No voy a ocultaros que, sin embargo, varias veces le di vueltas al tema. E incluso traté de seguir la sugerencia de M………., pero nunca fui capaz de concretar nada. No veía libro alguno en aquellas historias, y, sinceramente, no me creía ni me creo capacitado para enhebrar una novela. Entonces, os peguntareis, ¿a qué viene esta parrafada?

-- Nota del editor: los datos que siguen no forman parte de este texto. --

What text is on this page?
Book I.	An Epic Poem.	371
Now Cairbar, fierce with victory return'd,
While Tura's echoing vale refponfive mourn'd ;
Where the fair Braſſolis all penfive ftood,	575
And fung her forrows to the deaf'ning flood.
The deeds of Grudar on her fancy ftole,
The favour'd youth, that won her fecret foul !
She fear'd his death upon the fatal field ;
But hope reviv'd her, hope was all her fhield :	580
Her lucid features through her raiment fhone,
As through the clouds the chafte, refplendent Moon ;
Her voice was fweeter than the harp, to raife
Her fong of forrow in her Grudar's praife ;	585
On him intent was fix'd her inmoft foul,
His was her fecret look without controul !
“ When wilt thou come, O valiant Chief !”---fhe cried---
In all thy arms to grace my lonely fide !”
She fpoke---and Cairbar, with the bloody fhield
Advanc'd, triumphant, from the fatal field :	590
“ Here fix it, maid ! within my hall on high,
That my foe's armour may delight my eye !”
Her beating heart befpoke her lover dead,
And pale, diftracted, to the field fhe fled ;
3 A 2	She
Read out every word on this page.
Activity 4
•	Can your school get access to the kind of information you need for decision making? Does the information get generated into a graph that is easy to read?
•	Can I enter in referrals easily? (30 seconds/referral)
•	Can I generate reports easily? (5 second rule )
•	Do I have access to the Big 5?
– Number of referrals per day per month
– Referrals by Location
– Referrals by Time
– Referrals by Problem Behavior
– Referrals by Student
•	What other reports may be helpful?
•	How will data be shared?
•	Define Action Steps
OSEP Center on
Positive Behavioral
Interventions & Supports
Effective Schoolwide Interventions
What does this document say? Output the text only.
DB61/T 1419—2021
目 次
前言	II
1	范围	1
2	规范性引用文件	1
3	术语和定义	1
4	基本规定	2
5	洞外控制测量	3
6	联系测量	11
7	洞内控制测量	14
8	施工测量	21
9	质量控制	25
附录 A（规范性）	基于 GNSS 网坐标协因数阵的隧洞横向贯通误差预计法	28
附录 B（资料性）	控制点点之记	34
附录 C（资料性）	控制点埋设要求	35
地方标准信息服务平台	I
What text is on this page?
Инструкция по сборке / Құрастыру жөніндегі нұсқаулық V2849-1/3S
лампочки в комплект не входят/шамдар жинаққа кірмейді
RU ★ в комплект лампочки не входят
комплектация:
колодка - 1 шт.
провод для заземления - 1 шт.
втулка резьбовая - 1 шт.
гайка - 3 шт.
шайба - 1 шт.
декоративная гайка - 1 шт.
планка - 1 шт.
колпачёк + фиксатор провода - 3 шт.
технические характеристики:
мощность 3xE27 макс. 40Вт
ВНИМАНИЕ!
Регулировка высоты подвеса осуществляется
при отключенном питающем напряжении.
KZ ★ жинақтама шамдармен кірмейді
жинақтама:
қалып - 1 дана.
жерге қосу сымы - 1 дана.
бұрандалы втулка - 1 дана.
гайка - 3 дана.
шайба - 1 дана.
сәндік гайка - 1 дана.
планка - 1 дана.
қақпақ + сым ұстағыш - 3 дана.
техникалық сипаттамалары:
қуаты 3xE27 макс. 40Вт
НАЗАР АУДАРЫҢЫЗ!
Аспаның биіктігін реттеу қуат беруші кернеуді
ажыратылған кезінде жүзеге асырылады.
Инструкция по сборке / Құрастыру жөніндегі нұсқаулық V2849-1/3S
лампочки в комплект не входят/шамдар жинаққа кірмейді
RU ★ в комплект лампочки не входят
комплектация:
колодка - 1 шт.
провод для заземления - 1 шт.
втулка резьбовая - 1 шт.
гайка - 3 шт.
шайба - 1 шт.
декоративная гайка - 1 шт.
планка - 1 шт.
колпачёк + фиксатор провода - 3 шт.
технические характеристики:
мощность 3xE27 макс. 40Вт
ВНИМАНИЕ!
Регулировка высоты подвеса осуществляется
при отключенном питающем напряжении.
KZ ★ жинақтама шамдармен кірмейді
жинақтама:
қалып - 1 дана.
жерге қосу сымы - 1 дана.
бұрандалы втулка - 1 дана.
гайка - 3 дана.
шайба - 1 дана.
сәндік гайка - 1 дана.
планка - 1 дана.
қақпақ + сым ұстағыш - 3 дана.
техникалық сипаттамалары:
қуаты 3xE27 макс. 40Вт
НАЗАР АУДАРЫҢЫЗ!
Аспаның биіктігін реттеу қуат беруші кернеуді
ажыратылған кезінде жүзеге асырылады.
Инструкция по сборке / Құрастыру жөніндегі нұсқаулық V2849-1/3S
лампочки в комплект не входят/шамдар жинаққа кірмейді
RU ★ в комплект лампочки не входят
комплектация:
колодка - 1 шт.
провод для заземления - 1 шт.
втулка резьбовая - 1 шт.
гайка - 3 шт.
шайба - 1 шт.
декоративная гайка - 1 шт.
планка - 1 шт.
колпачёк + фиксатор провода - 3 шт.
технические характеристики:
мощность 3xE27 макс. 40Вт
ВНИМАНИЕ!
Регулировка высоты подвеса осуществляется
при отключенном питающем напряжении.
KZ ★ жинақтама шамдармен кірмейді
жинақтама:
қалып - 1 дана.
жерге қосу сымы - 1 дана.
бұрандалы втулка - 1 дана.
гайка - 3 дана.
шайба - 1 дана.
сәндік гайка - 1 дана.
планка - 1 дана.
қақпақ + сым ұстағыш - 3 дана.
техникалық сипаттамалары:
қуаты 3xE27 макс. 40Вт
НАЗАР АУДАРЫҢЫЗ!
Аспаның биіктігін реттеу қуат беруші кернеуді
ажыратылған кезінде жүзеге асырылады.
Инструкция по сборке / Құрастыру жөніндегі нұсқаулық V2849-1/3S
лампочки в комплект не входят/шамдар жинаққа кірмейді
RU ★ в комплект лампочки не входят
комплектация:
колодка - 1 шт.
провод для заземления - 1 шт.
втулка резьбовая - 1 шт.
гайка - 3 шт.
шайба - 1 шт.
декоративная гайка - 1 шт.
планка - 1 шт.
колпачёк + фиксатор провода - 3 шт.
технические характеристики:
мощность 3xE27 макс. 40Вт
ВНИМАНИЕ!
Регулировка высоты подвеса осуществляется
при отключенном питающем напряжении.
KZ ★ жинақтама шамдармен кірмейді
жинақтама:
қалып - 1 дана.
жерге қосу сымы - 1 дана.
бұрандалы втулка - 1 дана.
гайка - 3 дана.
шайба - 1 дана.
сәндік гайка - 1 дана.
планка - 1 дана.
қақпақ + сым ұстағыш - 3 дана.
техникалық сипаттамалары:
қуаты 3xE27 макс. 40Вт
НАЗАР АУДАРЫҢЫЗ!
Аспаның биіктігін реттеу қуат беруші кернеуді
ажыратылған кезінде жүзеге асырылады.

Pasaron muchas mas cosas, entre ellas, como no, la ruptura de la amistad con el psiquiatra amigo. Como si estuviera poseído por un imán emocional irresistible, siguieron sucediéndome toda suerte de peripecias. Algunas, incluso, más complejas, duras, dolorosas que las anteriores. Y otras más afortunadas, ¡claro está¡. Con lo que, siguiendo las tesis del doctor, la novela debería, a esas alturas, tener más de mil folios. De manera que si entonces, hace ahora casi veinte años, no era capaz, ahora todo el material resulta inmanejable. Salvo que, como finalmente parece, prescinda de la ambición de escribir una novela y me limite a contar algunas historias aisladas, que se revelen como mas  material de aluvión, que ayuden a dar forma a ese delta literario, que, en realidad, es lo con lo único que me atrevo. Así que aquí las tenéis. Estas son las viñetas del perezoso.